O governo federal avalia autorizar um saque extraordinário de 20% do saldo do FGTS para trabalhadores que recebem até cinco salários mínimos (até R$ 8.105), com o objetivo declarado de permitir o pagamento de dívidas familiares. A proposta está em fase de estudos e, se aprovada, seria operacionalizada pela Caixa Econômica Federal, gestora do fundo, conforme as regras legais que definem os documentos exigidos para cada modalidade de retirada.

O FGTS foi criado na década de 1960 como uma reserva vinculado ao contrato de trabalho: o empregador deposita mensalmente 8% sobre o salário do empregado contratado sob o regime CLT. O fundo já prevê ao menos 16 hipóteses de saque — da demissão sem justa causa e aposentadoria à compra da casa própria — e passou por liberações extraordinárias em governos anteriores, incluindo operações no governo Temer e três rodadas nos anos de 2019, 2020 e 2022, no governo de Jair Bolsonaro.

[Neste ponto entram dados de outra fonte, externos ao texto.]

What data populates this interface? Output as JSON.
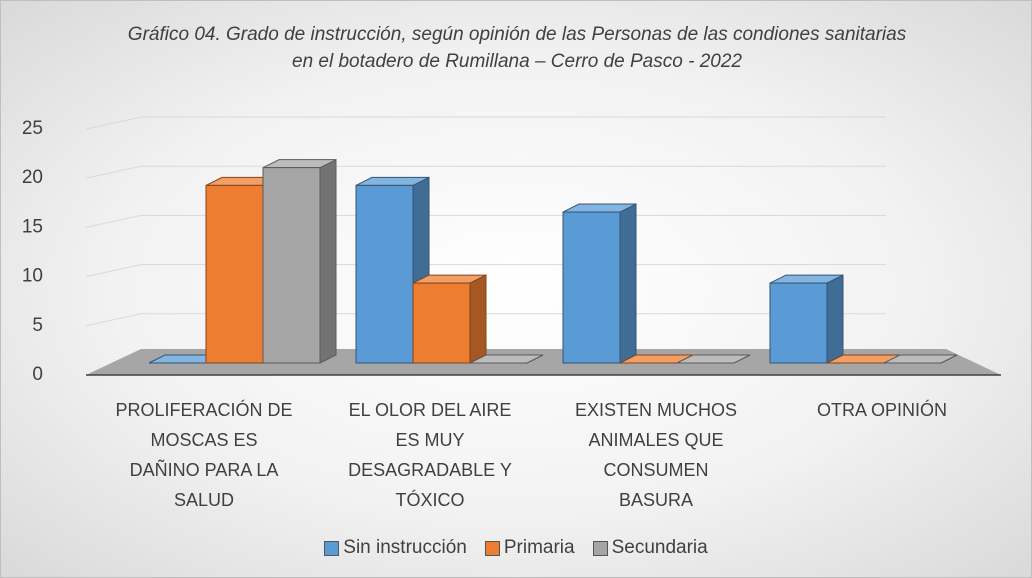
{
  "chart_data": {
    "type": "bar3d",
    "title": "Gráfico 04. Grado de instrucción, según opinión de las Personas de las condiones sanitarias en el botadero de Rumillana – Cerro de Pasco - 2022",
    "categories": [
      "PROLIFERACIÓN DE MOSCAS ES DAÑINO PARA LA SALUD",
      "EL OLOR DEL AIRE ES MUY DESAGRADABLE Y TÓXICO",
      "EXISTEN MUCHOS ANIMALES QUE CONSUMEN BASURA",
      "OTRA OPINIÓN"
    ],
    "series": [
      {
        "name": "Sin instrucción",
        "color": "#5b9bd5",
        "values": [
          0,
          20,
          17,
          9
        ]
      },
      {
        "name": "Primaria",
        "color": "#ed7d31",
        "values": [
          20,
          9,
          0,
          0
        ]
      },
      {
        "name": "Secundaria",
        "color": "#a5a5a5",
        "values": [
          22,
          0,
          0,
          0
        ]
      }
    ],
    "ylim": [
      0,
      25
    ],
    "yticks": [
      0,
      5,
      10,
      15,
      20,
      25
    ],
    "grid": true,
    "legend": "bottom"
  }
}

Há também instrumentos correlatos, como o saque-aniversário e linhas de crédito que usam o FGTS como garantia.

A ideia de permitir uso extraordinário para abater dívidas divide especialistas e entidades do setor. Secovi-SP, Abrainc, Cbic, Sescon-SP, Sintracon-SP, IFGT e centrais sindicais, consultados pela imprensa, classificam a medida como paliativa: reconhecem o alívio imediato para famílias endividadas, mas alertam que mexer na liquidez do fundo enfraquece um dos principais mecanismos de financiamento da habitação e de investimento em infraestrutura, além de reduzir a proteção do trabalhador em caso de perda do emprego.

Além do debate técnico, a proposta tem impacto político e fiscal. Liberar recursos do FGTS implica trade-offs entre estímulo à demanda de curto prazo e preservação de um mecanismo que sustenta programas habitacionais e garantias contratuais. O governo precisa demonstrar como conciliará alívio emergencial com responsabilidade sobre a sustentabilidade do fundo; por ora, as medidas permanecem em estudo e dependem de definição final sobre alcance, cronograma e critérios de elegibilidade.